In newspapers from the early 1800s, they are everywhere. Individual proprietors advertised their services to the population of cities. Parents and children could slap together as much education as they could afford, with rates published up front. It might sound like a purely private, market-driven system, but the fine print shows it wasn’t that simple.

a la carte education

From Freedom’s Journal (New York), October 17, 1828

In this case the school was for African-American kids in Philadelphia, c. 1828. As I’ve argued recently in the Washington Post, I think conservatives who dream of injecting more market forces into public education don’t really understand how things worked back when the market WAS in control. As I dig through the newspapers and records of African-American schools in the early 1800s, it is obvious that tuition payments alone could not provide the schools kids needed.

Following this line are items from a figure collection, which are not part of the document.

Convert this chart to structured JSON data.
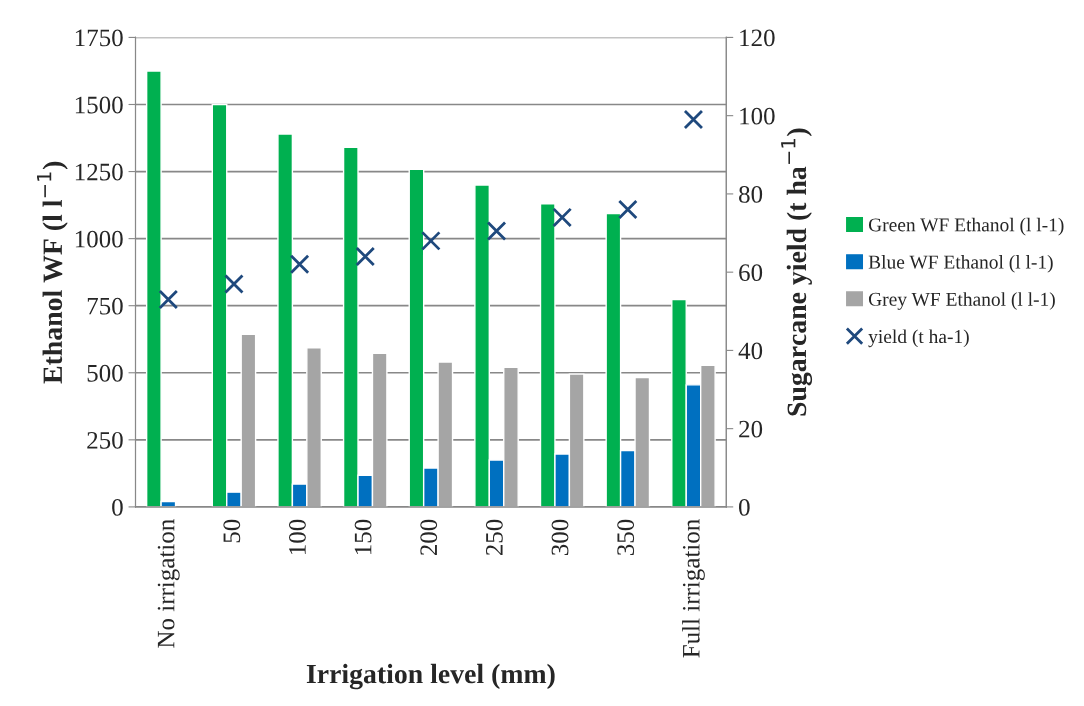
{
  "chart_data": {
    "type": "bar",
    "xlabel": "Irrigation level (mm)",
    "ylabel": "Ethanol WF (l l$^{−1}$)",
    "y2label": "Sugarcane yield (t ha$^{−1}$)",
    "categories": [
      "No irrigation",
      "50",
      "100",
      "150",
      "200",
      "250",
      "300",
      "350",
      "Full irrigation"
    ],
    "series": [
      {
        "name": "Green WF Ethanol (l l-1)",
        "color": "#00b050",
        "values": [
          1625,
          1500,
          1390,
          1340,
          1258,
          1200,
          1130,
          1093,
          773
        ]
      },
      {
        "name": "Blue WF Ethanol (l l-1)",
        "color": "#0070c0",
        "values": [
          20,
          55,
          85,
          118,
          145,
          175,
          197,
          210,
          455
        ]
      },
      {
        "name": "Grey WF Ethanol (l l-1)",
        "color": "#a5a5a5",
        "values": [
          null,
          643,
          593,
          573,
          540,
          520,
          495,
          482,
          528
        ]
      },
      {
        "name": "yield (t ha-1)",
        "color": "#1f497d",
        "type": "scatter",
        "axis": "y2",
        "marker": "cross",
        "values": [
          53,
          57,
          62,
          64,
          68,
          70.5,
          74,
          76,
          99
        ]
      }
    ],
    "ylim": [
      0,
      1750
    ],
    "yticks": [
      0,
      250,
      500,
      750,
      1000,
      1250,
      1500,
      1750
    ],
    "y2lim": [
      0,
      120
    ],
    "y2ticks": [
      0,
      20,
      40,
      60,
      80,
      100,
      120
    ],
    "grid": "y",
    "legend": "right"
  }
}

Sure, some families likely thrived with schools like these, but even these “private” academies relied on public funding. As you can see in this advertisement, Philadelphia’s Academy didn’t survive on tuition alone. It also received

liberal patronage from a generous public.

Over time, that patronage evolved into reliable, secure tax funding. Then and only then were schools able to flourish, for both white and black students. When people these days yearn for public schools that don’t rely entirely on tax funding, they don’t seem to realize what they are asking for.

In the bad old days of early public schooling, schools like the Morris’ Alley Academy were forced to cobble together funding from all over the place. I think if Gloucester and Jones could sit down with DeVos and Friedman, they would set them straight.